Jack nodded. “Glad to!” he declared.
“It is all yours, monsieur. It is not what you are accustomed to, but on the frontier—What would you, monsieur? For the table—ah! but, messieurs, there you shall live well. I go to prepare for you the dishes of la belle France.”
She turned away, then stopped. “Ah! But I forget!” she exclaimed. “Le pauvre garcon has the fatigue, yes,” she turned to Alagwa. “Come with me, jeune monsieur,” she said; “and you shall rest. Oh! but it is that you remind me of my own son, he who has gone to the blessed angels. Come!” Without waiting for comment the big French woman threw her arm around Alagwa’s shoulders and hurried her into the house, past the eating men, who regarded her not at all, and on into another room.
There she turned on the girl, holding out her arms. “Ah! Ma petite fille!” she cried. “Think you Fantine did not know you when you looked at her out of the face of that dear, dead Monsieur Delaroche. Have I hold you in my arms when you were the one small bebée to forget you now. Ah! non! non! non! Ah! But the men are of a blindness. The wise young man he search, search, and not know he have found already.”
Alagwa’s heart melted. Suddenly she realized the strain under which she had been for the last four days. With a sob of relief she slipped into the French woman’s arms and wept her heart out on the latter’s motherly bosom.
The latter soothed her gently. “There!
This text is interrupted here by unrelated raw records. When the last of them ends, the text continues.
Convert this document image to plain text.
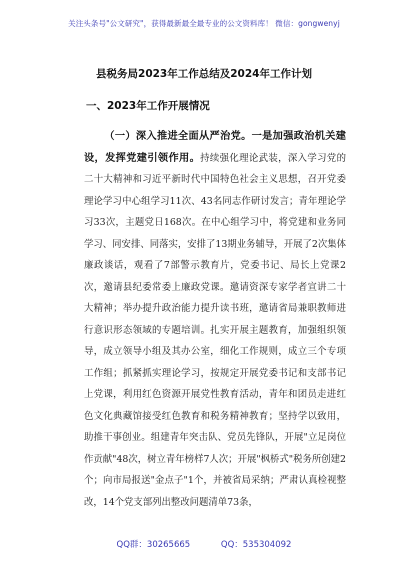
关注头条号"公文研究"，获得最新最全最专业的公文资料库！ 微信：gongwenyj
县税务局2023年工作总结及2024年工作计划
一、2023年工作开展情况
（一）深入推进全面从严治党。一是加强政治机关建设，发挥党建引领作用。持续强化理论武装，深入学习党的二十大精神和习近平新时代中国特色社会主义思想，召开党委理论学习中心组学习11次、43名同志作研讨发言；青年理论学习33次，主题党日168次。在中心组学习中，将党建和业务同学习、同安排、同落实，安排了13期业务辅导，开展了2次集体廉政谈话，观看了7部警示教育片，党委书记、局长上党课2次，邀请县纪委常委上廉政党课。邀请资深专家学者宣讲二十大精神；举办提升政治能力提升读书班，邀请省局兼职教师进行意识形态领域的专题培训。扎实开展主题教育，加强组织领导，成立领导小组及其办公室，细化工作规则，成立三个专项工作组；抓紧抓实理论学习，按规定开展党委书记和支部书记上党课，利用红色资源开展党性教育活动，青年和团员走进红色文化典藏馆接受红色教育和税务精神教育；坚持学以致用，助推干事创业。组建青年突击队、党员先锋队，开展"立足岗位作贡献"48次，树立青年榜样7人次；开展"枫桥式"税务所创建2个；向市局报送"金点子"1个，并被省局采纳；严肃认真检视整改，14个党支部列出整改问题清单73条，
QQ群：30265665	QQ：535304092
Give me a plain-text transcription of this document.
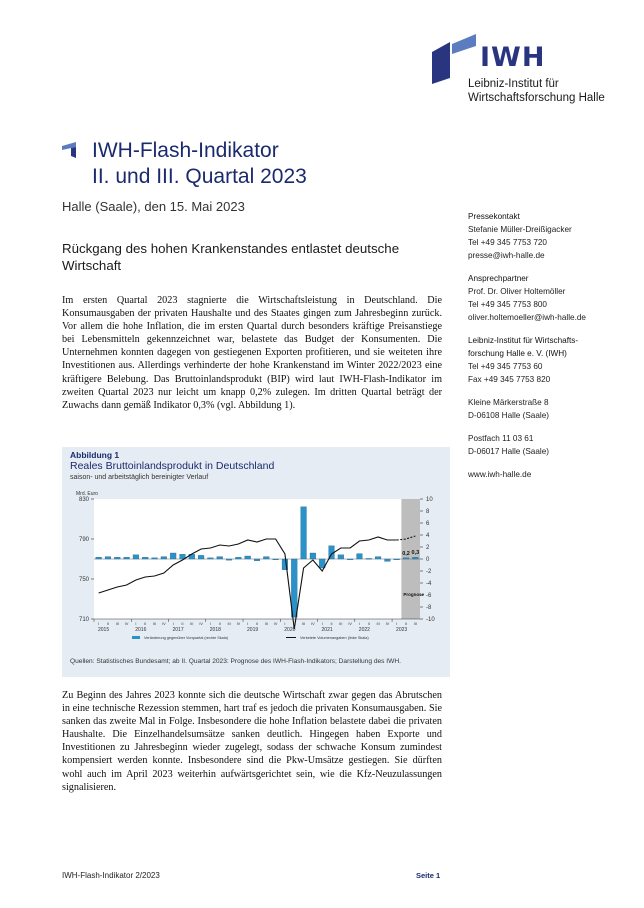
IWH
Leibniz-Institut für
Wirtschaftsforschung Halle
IWH-Flash-Indikator
II. und III. Quartal 2023
Halle (Saale), den 15. Mai 2023
Rückgang des hohen Krankenstandes entlastet deutsche Wirtschaft
Pressekontakt
Stefanie Müller-Dreißigacker
Tel +49 345 7753 720
presse@iwh-halle.de
Ansprechpartner
Prof. Dr. Oliver Holtemöller
Tel +49 345 7753 800
oliver.holtemoeller@iwh-halle.de
Leibniz-Institut für Wirtschafts-
forschung Halle e. V. (IWH)
Tel +49 345 7753 60
Fax +49 345 7753 820
Kleine Märkerstraße 8
D-06108 Halle (Saale)
Postfach 11 03 61
D-06017 Halle (Saale)
www.iwh-halle.de
Im ersten Quartal 2023 stagnierte die Wirtschaftsleistung in Deutschland. Die Konsumausgaben der privaten Haushalte und des Staates gingen zum Jahresbeginn zurück. Vor allem die hohe Inflation, die im ersten Quartal durch besonders kräftige Preisanstiege bei Lebensmitteln gekennzeichnet war, belastete das Budget der Konsumenten. Die Unternehmen konnten dagegen von gestiegenen Exporten profitieren, und sie weiteten ihre Investitionen aus. Allerdings verhinderte der hohe Krankenstand im Winter 2022/2023 eine kräftigere Belebung. Das Bruttoinlandsprodukt (BIP) wird laut IWH-Flash-Indikator im zweiten Quartal 2023 nur leicht um knapp 0,2% zulegen. Im dritten Quartal beträgt der Zuwachs dann gemäß Indikator 0,3% (vgl. Abbildung 1).
710
750
790
830
Mrd. Euro
-10
-8
-6
-4
-2
0
2
4
6
8
10
0,2 0,3
Prognose
I II III IV I II III IV I II III IV I II III IV I II III IV I II III IV I II III IV I II III IV I II III
2015	2016	2017	2018	2019	2020	2021	2022	2023
Veränderung gegenüber Vorquartal (rechte Skala)	Verketete Volumenangaben (linke Skala)
Abbildung 1
Reales Bruttoinlandsprodukt in Deutschland
saison- und arbeitstäglich bereinigter Verlauf
Quellen: Statistisches Bundesamt; ab II. Quartal 2023: Prognose des IWH-Flash-Indikators; Darstellung des IWH.
Zu Beginn des Jahres 2023 konnte sich die deutsche Wirtschaft zwar gegen das Abrutschen in eine technische Rezession stemmen, hart traf es jedoch die privaten Konsumausgaben. Sie sanken das zweite Mal in Folge. Insbesondere die hohe Inflation belastete dabei die privaten Haushalte. Die Einzelhandelsumsätze sanken deutlich. Hingegen haben Exporte und Investitionen zu Jahresbeginn wieder zugelegt, sodass der schwache Konsum zumindest kompensiert werden konnte. Insbesondere sind die Pkw-Umsätze gestiegen. Sie dürften wohl auch im April 2023 weiterhin aufwärtsgerichtet sein, wie die Kfz-Neuzulassungen signalisieren.
IWH-Flash-Indikator 2/2023	Seite 1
There! Pauvre bebée,” she murmured. “Fear not! All will be right. But what has happened that you are thus?” She glanced at the girl’s masculine attire. “Ah! But it must be the great tale. Tell Fantine about it. Tell your old nurse, who adores you!”
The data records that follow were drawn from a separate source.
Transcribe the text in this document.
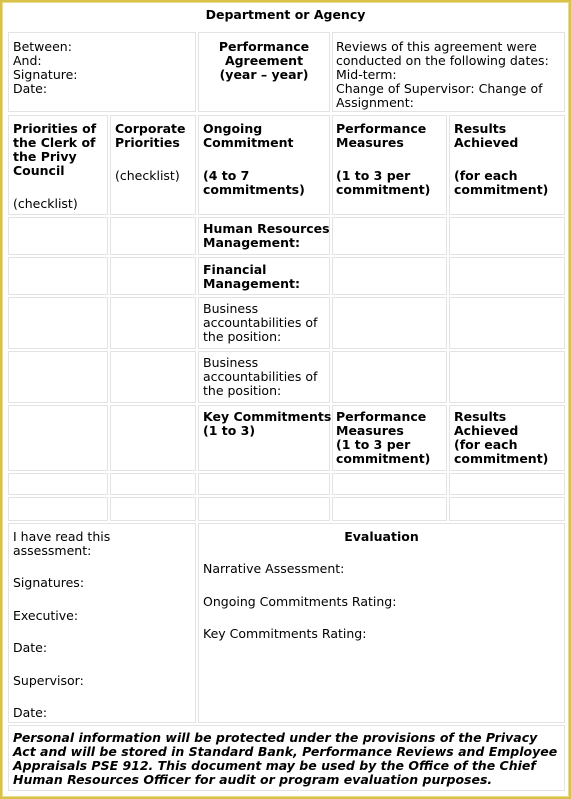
Department or Agency
Between:
And:
Signature:
Date:
Performance
Agreement
(year – year)
Reviews of this agreement were
conducted on the following dates:
Mid-term:
Change of Supervisor: Change of
Assignment:
Priorities of
the Clerk of
the Privy
Council
(checklist)
Corporate
Priorities
(checklist)
Ongoing
Commitment
(4 to 7
commitments)
Performance
Measures
(1 to 3 per
commitment)
Results
Achieved
(for each
commitment)
Human Resources
Management:
Financial
Management:
Business
accountabilities of
the position:
Business
accountabilities of
the position:
Key Commitments
(1 to 3)
Performance
Measures
(1 to 3 per
commitment)
Results
Achieved
(for each
commitment)
I have read this
assessment:
Signatures:
Executive:
Date:
Supervisor:
Date:
Evaluation
Narrative Assessment:
Ongoing Commitments Rating:
Key Commitments Rating:
Personal information will be protected under the provisions of the Privacy Act and will be stored in Standard Bank, Performance Reviews and Employee Appraisals PSE 912. This document may be used by the Office of the Chief Human Resources Officer for audit or program evaluation purposes.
Between sobs Alagwa obeyed, pouring out the tale of all that had befallen her since the day when Captain Brito had sought her out. She held back only the real object with which she had come into the American lines. “Tecumseh sent me to find the young white chief from the far south,” she ended.
“But, ma cherie,” the French woman interrupted. “Have you not found him? Why do you not tell him who you are?”